If there is only one row, this is being used as layout.
If a table has another table element within it, this is probably a layout table. We do check that there is not a consistent use of child tables throughout the parent table. For example, if every third cell in the table has a table element within it, then this is probably a data table. Essentially, data tables are almost always leaf elements.
If a table has made it this far, we look to see if there is an appropriate usage of <th>
elements. If there is a group of <th>
elements in a <thead>
element, and especially if there are <th>
elements with a scope
attribute, then we are assuming the document author was thinking about a data table, and flag this as a data table.

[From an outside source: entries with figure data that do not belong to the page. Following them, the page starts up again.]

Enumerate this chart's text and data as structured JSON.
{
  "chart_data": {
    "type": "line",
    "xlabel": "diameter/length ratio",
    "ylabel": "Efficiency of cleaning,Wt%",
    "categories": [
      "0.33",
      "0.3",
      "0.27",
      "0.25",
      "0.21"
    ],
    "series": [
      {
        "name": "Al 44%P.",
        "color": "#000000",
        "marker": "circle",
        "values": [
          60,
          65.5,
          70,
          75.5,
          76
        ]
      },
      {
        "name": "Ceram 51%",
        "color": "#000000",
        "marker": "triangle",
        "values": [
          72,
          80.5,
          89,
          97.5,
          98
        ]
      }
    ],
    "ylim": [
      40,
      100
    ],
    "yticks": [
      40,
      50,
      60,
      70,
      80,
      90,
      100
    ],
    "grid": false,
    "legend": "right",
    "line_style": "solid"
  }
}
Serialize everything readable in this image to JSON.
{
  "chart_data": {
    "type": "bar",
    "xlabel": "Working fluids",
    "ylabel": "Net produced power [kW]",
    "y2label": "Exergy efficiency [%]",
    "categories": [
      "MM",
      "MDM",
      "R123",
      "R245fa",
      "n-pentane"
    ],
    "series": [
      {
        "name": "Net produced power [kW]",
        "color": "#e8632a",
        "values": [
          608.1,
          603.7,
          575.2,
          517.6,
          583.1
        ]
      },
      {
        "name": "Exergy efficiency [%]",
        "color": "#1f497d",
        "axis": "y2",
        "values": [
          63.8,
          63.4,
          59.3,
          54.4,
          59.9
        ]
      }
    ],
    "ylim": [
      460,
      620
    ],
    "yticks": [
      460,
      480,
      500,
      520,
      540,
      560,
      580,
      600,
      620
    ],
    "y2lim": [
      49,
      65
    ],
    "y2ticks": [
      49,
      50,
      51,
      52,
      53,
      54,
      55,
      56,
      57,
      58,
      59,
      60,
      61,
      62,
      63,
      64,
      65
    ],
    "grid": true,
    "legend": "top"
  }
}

Layout tables almost always have cells spanning different widths, so we convert the table into a matrix representing cell spanning. Column spans are counted up in a given column, and if there are colspans that are not used consistently from row to row, this is a layout table.
Data tables tend to have consistent types of information across columns. We again make a matrix representing the table, and compute the length of content compared to others in the column, and the type of data (HTML, text, number) across the column. Number types are inferred by removing repeated words across columns first, so if a unit is used throughout the column (i.e. "4 feet"), it will be ignored. Types are assigned numeric values of 1 for HTML, 2 for plain text, and 3 for numbers so we can use them with standard deviation.
We take a standard deviation for both content length and content type, then make sure that no cells fall out of that deviation. If more than 10% of all cells lie outside the standard deviation of type and/or content length for a given column, this is flagged as a layout table.